We’re going to mandate gay sez on every church lawn.

W’re going to put the Congressional Page program under the adniustration of NAMBKA.

We’re going to seal our borders to everything BUT illegal Mexican labor.

We’re going to surrender to terrorists and invite Osama bin Laden to be our new master,

Have I missed anything?

You forgot that we undermine our borders and that every action we do gives our enemies strength.

Not that an extravagant war does that FOR us. No, no!

Oh yeah. We hate America, too. We have to agree, lest we hate America.

I also just kicked a few puppies, raped a few kittens, and spiked a dozen infants. That should sum it up nicely.

You forgot the part where we’ll redistribute all the wealth to the welfare queens so they can buy new cadilacs. Nobody gets to get married anymore, everybody, gay or straight is going to have to be in a domestic partnership that includes a farm animal. Oh, free abortions for all, too!

Apparently you haven’t seen the latest manifesto: that’e mandatory free abortions!

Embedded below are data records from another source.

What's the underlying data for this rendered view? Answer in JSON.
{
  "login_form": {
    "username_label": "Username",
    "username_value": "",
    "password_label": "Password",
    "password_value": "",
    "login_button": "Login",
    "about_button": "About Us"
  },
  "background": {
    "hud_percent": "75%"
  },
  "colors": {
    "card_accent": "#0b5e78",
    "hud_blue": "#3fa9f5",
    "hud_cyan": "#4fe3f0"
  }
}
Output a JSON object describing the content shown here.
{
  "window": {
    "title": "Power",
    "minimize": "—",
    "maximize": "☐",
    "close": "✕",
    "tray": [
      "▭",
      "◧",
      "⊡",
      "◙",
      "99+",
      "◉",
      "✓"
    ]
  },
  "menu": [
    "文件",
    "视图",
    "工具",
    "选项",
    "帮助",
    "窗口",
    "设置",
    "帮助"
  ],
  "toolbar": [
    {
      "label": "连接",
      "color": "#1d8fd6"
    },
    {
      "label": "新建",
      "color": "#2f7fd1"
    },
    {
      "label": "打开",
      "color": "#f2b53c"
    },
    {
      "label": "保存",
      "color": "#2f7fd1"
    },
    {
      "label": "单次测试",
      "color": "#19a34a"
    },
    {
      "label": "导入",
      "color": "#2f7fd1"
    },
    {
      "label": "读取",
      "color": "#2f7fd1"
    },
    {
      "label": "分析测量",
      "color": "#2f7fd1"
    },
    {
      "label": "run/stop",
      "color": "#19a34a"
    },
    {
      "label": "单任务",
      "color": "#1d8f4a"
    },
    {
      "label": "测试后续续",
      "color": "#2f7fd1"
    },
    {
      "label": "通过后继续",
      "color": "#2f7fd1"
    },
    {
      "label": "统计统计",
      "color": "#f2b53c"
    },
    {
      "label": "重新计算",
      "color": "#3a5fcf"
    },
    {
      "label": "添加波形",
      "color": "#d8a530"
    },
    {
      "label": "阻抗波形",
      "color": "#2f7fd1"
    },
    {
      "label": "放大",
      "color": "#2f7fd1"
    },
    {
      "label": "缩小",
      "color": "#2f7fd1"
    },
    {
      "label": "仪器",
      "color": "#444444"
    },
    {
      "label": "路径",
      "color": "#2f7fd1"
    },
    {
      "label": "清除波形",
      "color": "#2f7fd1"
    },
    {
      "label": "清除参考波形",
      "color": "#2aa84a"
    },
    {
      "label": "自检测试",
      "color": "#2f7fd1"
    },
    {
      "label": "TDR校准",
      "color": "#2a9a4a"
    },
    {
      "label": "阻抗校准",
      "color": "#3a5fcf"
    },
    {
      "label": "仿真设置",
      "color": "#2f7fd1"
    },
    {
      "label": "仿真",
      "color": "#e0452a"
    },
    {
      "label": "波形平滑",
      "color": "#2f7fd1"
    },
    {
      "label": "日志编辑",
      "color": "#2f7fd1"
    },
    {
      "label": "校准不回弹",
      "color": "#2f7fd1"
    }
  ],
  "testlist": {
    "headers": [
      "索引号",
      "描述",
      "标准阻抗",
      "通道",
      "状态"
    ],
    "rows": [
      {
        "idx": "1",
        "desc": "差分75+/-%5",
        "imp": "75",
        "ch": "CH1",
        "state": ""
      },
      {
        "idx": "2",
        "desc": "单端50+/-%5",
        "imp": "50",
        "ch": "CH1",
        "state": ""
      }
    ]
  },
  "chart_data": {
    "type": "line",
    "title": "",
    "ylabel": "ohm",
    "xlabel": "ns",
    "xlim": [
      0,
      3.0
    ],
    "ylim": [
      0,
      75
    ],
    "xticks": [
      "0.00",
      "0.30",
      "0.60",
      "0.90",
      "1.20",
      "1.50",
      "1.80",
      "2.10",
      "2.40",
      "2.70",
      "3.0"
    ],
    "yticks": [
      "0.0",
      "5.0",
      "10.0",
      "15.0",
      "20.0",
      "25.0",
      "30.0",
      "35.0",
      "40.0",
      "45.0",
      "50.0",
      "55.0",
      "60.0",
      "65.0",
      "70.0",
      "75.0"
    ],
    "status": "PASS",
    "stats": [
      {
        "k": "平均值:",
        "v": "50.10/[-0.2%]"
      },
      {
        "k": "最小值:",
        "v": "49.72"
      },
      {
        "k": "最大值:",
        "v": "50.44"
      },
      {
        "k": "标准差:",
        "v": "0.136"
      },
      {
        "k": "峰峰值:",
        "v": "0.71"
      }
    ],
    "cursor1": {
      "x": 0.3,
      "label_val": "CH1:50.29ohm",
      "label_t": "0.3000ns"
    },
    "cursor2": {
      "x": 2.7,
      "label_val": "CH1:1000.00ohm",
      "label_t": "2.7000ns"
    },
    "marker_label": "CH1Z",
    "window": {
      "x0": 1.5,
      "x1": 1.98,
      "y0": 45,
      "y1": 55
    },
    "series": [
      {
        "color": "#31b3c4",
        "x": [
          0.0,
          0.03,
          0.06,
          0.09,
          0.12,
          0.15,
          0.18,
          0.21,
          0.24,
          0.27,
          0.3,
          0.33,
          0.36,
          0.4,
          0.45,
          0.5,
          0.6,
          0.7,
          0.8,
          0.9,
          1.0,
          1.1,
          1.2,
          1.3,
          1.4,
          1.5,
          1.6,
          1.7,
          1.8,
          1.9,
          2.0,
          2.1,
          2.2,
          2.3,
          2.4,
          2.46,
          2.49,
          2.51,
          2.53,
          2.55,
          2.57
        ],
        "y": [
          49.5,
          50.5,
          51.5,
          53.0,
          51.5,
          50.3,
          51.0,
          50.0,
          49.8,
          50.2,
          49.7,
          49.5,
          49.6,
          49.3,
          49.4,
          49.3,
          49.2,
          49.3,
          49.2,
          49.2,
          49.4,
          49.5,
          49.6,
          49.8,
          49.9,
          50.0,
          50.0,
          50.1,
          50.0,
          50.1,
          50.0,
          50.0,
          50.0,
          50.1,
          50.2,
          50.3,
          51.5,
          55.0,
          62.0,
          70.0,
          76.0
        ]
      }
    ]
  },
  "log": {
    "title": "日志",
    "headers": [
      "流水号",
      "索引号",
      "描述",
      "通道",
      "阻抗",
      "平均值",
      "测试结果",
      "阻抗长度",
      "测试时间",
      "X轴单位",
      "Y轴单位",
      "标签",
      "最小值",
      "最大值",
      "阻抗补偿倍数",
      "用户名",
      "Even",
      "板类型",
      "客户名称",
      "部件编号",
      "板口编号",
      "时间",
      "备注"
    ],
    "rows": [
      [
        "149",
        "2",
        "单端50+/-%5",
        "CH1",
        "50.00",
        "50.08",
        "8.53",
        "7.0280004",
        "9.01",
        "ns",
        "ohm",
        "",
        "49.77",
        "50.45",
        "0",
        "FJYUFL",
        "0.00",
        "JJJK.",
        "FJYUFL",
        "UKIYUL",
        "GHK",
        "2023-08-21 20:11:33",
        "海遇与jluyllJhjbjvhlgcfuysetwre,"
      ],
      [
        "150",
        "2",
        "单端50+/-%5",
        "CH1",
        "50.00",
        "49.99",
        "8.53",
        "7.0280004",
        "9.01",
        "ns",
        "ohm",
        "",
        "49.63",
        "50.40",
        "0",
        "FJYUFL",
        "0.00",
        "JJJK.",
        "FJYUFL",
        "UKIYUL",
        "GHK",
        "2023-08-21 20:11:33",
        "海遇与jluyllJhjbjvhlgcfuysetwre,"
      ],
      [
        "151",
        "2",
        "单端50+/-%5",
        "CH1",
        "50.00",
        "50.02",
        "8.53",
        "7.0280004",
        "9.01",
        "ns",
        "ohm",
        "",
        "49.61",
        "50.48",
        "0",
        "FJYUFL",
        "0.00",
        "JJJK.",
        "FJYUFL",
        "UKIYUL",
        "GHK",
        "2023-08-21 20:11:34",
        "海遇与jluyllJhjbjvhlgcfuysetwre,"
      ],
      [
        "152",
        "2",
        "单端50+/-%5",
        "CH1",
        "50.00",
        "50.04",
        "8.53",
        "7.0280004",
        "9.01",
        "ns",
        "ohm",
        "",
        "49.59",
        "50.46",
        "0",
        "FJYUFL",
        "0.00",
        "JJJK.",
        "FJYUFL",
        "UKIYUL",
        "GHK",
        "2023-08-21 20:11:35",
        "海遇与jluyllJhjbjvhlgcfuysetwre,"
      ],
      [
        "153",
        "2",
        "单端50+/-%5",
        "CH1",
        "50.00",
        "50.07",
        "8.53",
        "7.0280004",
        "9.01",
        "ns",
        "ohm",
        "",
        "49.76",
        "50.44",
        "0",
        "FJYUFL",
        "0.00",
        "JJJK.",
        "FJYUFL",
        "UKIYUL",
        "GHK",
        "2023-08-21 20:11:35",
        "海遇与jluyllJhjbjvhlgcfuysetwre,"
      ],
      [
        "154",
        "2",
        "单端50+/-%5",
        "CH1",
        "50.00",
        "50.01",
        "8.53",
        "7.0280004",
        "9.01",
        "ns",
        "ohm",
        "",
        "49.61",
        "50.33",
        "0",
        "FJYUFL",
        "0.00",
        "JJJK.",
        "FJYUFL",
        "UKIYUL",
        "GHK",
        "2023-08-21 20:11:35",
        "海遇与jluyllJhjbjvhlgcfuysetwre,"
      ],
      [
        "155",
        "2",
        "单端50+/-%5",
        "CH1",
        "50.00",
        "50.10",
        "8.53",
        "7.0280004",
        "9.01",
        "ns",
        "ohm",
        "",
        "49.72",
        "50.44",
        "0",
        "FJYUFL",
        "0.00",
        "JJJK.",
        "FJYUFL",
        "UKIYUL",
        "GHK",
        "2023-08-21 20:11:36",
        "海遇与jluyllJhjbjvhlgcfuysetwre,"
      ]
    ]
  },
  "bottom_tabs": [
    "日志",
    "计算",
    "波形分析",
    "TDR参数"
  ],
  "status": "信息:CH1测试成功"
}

And all this before Christmas!

Oh, wait, we’re eliminating Christmas as well. All this before New Year’s.

Can I be on the American flag burning committee? Please??

Sodomy will now be the only permissible sexual practice.

And we’ll spend the rest of our time in Iraq arranging for them to invade us…just to be fair.

Do we have any more tall buildings that need large modes of transportation shoved through them? The Sears tower looks awfully naked without a Greyhound trebuchet-ed through it.

All SUV drivers will be forced to ride those teeny tiny little tricycles kids like to and from work, to help prevent pollution.

In all churches, the Bible will be replaced with hard core porno mags!

No, no… All of this ON Christmas. And Easter Sunday.

What is this “Easter Sunday” of which you speak? Is is sometime near the Spring Fertility Festival, when thousands of Christian virgins get sacrificed, along with a few bunnies and kittens?

Well yes it is. Although it’s not just about killing Christians. Ok, maybe killing virgins, what are the contributing anyway? And then kiling a few bunnies, painting a few eggs and having a huge orgy in the fields. sigh We just don’t know how to have a holiday anymore.

Don’t forget that we can finally push our myth of evolution without opposition. Our “scientists” are ready to go. Finally, we will be able to turn people away from the perfect truth of the Bible and towards our human-centered, hedonistic lies.

That Machiavelli guy was pretty smart…

Then there’s the door to door gun-confiscation program, carried out by specially unwashed bongo-masters.

Promotion *in * the military exclusively for promiscuous homosexuals of any gender. Entry into the military will depend on references from ivy-league San Francisco bathhouses (let’s always be generous and include NY).

Adults will wear mandatory Mao suits in fetching shades of grey, dark-white and light-black. Your Birkenstocks however can be any colour you choose and the day-to-day administration of the US is referred to a subcomittee of the UN’s ‘One World Government Board’.

The lentil-based national vegetarian program will occasionally be supplemented by tofu after all farm animals are released to the wild and the national language becomes esperanto.

But will ketchup still be considered a serving of vegetables? CAN’T SOMEONE THINK OF THE TOMATOES???

You are so right! It’s time to broaden our horizons.

I am formally announcing the launch of a new civil rights organization, PETV, People for the Ethical Treatment of Vegetables. Will have shamefully killed billions in the most barbaric ways.

Next comes Mineral Rights. I’m working on a Manifesto now.

The next Secret Manifesto will introduce an initiative to crossbreed humans with orchids, in order to produce a race of pseudo-epiphytes which can survive on nothing but air and water. You heard it here first!

(I can hear the anguished cries now: “CAN’T SOMEONE THINK OF THE AIR???”)

I can’t wait until I can finally marry my turtle, and then have sex with it. Then I’ll wipe the santorum off with the American flag!

Which reminds me – we’ll solve the oil crisis and lower gas prices by requiring that cars be able to run on flaming American flags!!!